Blog by Sumana Harihareswara, Changeset founder

06 Jun 2002, 12:32 p.m.

I really enjoy the current reading for my Russia After…

Hi, reader. I wrote this in 2002 and it's now more than five years old. So it may be very out of date; the world, and I, have changed a lot since I wrote it! I'm keeping this up for historical archive purposes, but the me of today may 100% disagree with what I said then. I rarely edit posts after publishing them, but if I do, I usually leave a note in italics to mark the edit and the reason. If this post is particularly offensive or breaches someone's privacy, please contact me.

I really enjoy the current reading for my Russia After Politics class. I actually got excited at the suspense of the following excerpt:

"An important question is how different the reform process under Khrushchev was from that initiated by Gorbachev, and why the one ended with the entrenchment of the existing system, the other with its collapse. We shall come to this in the final chapter..."
--Mary McAuley, Soviet Politics 1917-1991

Last night Leonard and I tried some product that had been ambivalently labelled "Hot 'n Spicy Cajun Pilaf." Practically the entire three paragraphs of copy on the back of the box tried to reconcile the concepts of "Cajun" and "Pilaf," which, let's face it, are pretty dissonant. I felt sorry for them, but not after I tasted the stuff. Neither Cajun nor pilaf, really. Just sort of soggy yellow rice.

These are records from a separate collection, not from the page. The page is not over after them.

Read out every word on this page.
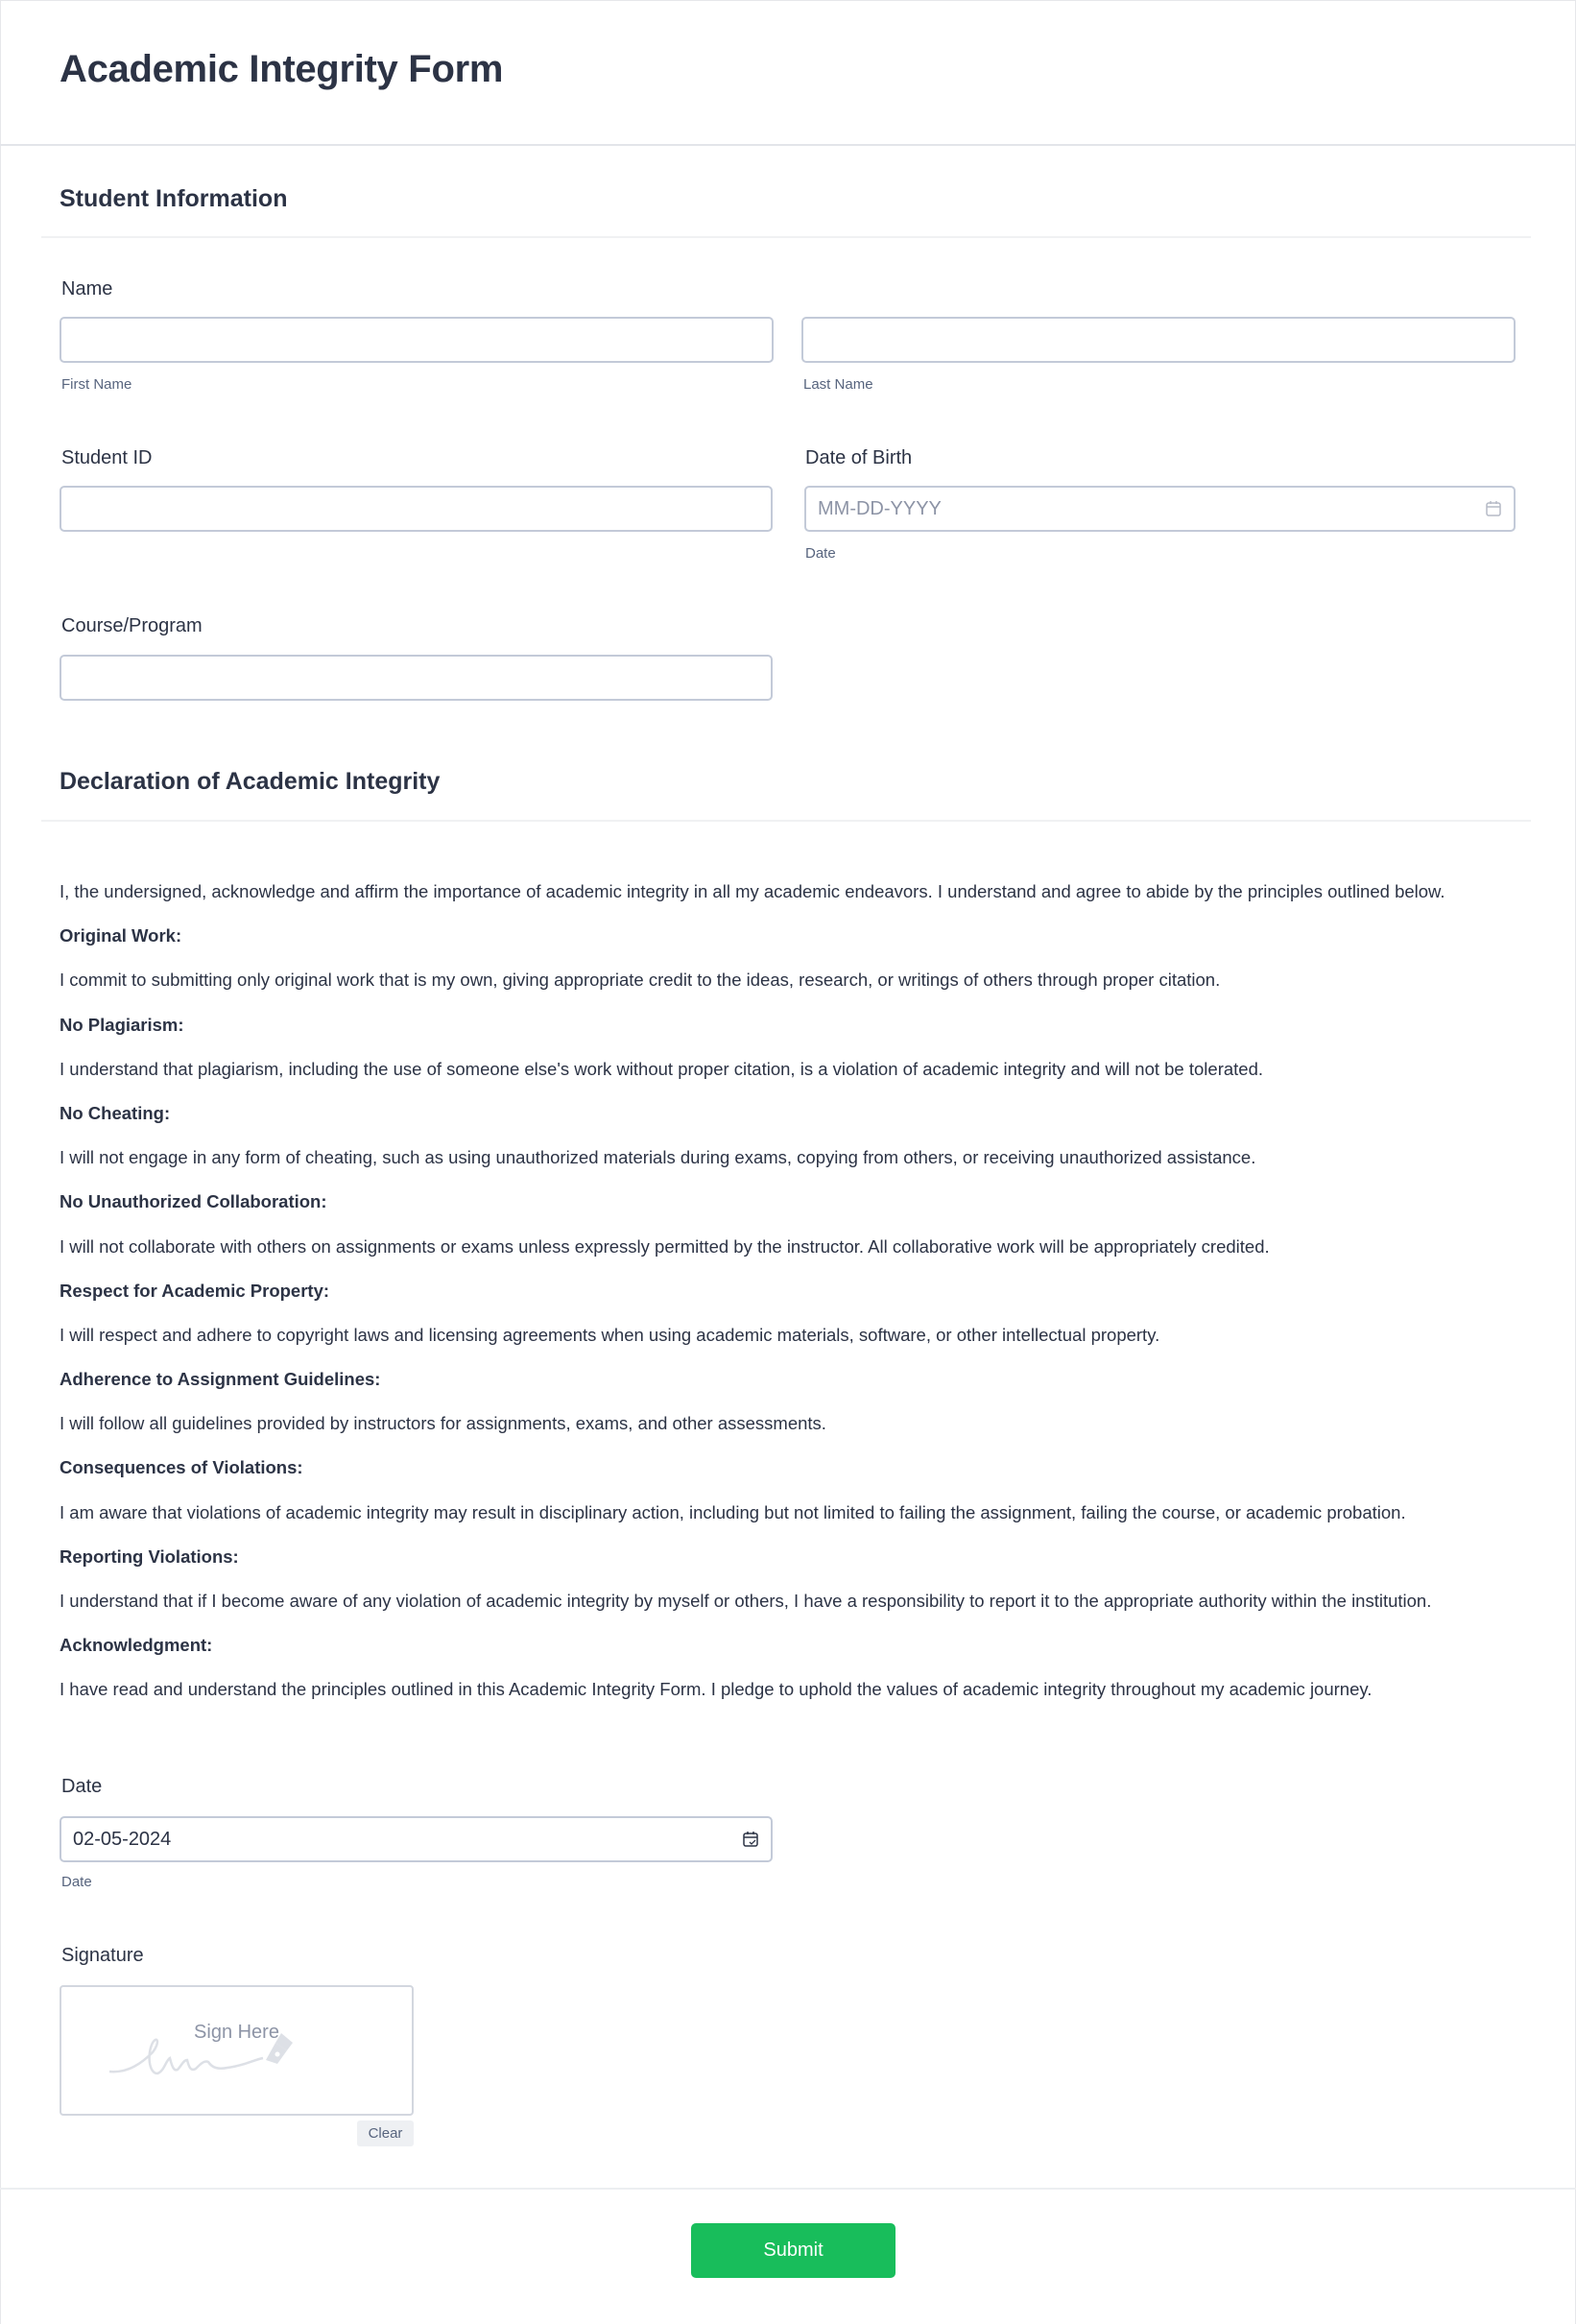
Academic Integrity Form
Student Information
Name
First Name	Last Name
Student ID	Date of Birth
MM-DD-YYYY
Date
Course/Program
Declaration of Academic Integrity

I, the undersigned, acknowledge and affirm the importance of academic integrity in all my academic endeavors. I understand and agree to abide by the principles outlined below.

Original Work:

I commit to submitting only original work that is my own, giving appropriate credit to the ideas, research, or writings of others through proper citation.

No Plagiarism:

I understand that plagiarism, including the use of someone else's work without proper citation, is a violation of academic integrity and will not be tolerated.

No Cheating:

I will not engage in any form of cheating, such as using unauthorized materials during exams, copying from others, or receiving unauthorized assistance.

No Unauthorized Collaboration:

I will not collaborate with others on assignments or exams unless expressly permitted by the instructor. All collaborative work will be appropriately credited.

Respect for Academic Property:

I will respect and adhere to copyright laws and licensing agreements when using academic materials, software, or other intellectual property.

Adherence to Assignment Guidelines:

I will follow all guidelines provided by instructors for assignments, exams, and other assessments.

Consequences of Violations:

I am aware that violations of academic integrity may result in disciplinary action, including but not limited to failing the assignment, failing the course, or academic probation.

Reporting Violations:

I understand that if I become aware of any violation of academic integrity by myself or others, I have a responsibility to report it to the appropriate authority within the institution.

Acknowledgment:

I have read and understand the principles outlined in this Academic Integrity Form. I pledge to uphold the values of academic integrity throughout my academic journey.

Date
02-05-2024
Date
Signature
Sign Here
Clear
Submit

Jeana writes of some film, "though most of the characters bordered on unlikeable because they were just so normal and realistic. *shudder*" All kidding aside, this tells you a lot about Jeana's taste in entertainment! Although you could much more easily derive that same information from other entries in her journal, where she talks about RennFayre and so on.

Speaking of unlikeable characters, I've paused reading David Wong Louie's The Barbarians Are Coming (a gift from Anirvan) for the same reason that I stopped reading The Kitchen God's Wife or The Hundred Secret Senses, one of those Amy Tan novels that isn't The Joy Luck Club, six or seven years ago. I can't stand the protagonist! Louie has expended the attention capital he got from me by having his main character be a misunderstood child of Asian immigrants. Seeing as I'm not the IMF, I'm hesitating on loaning him more.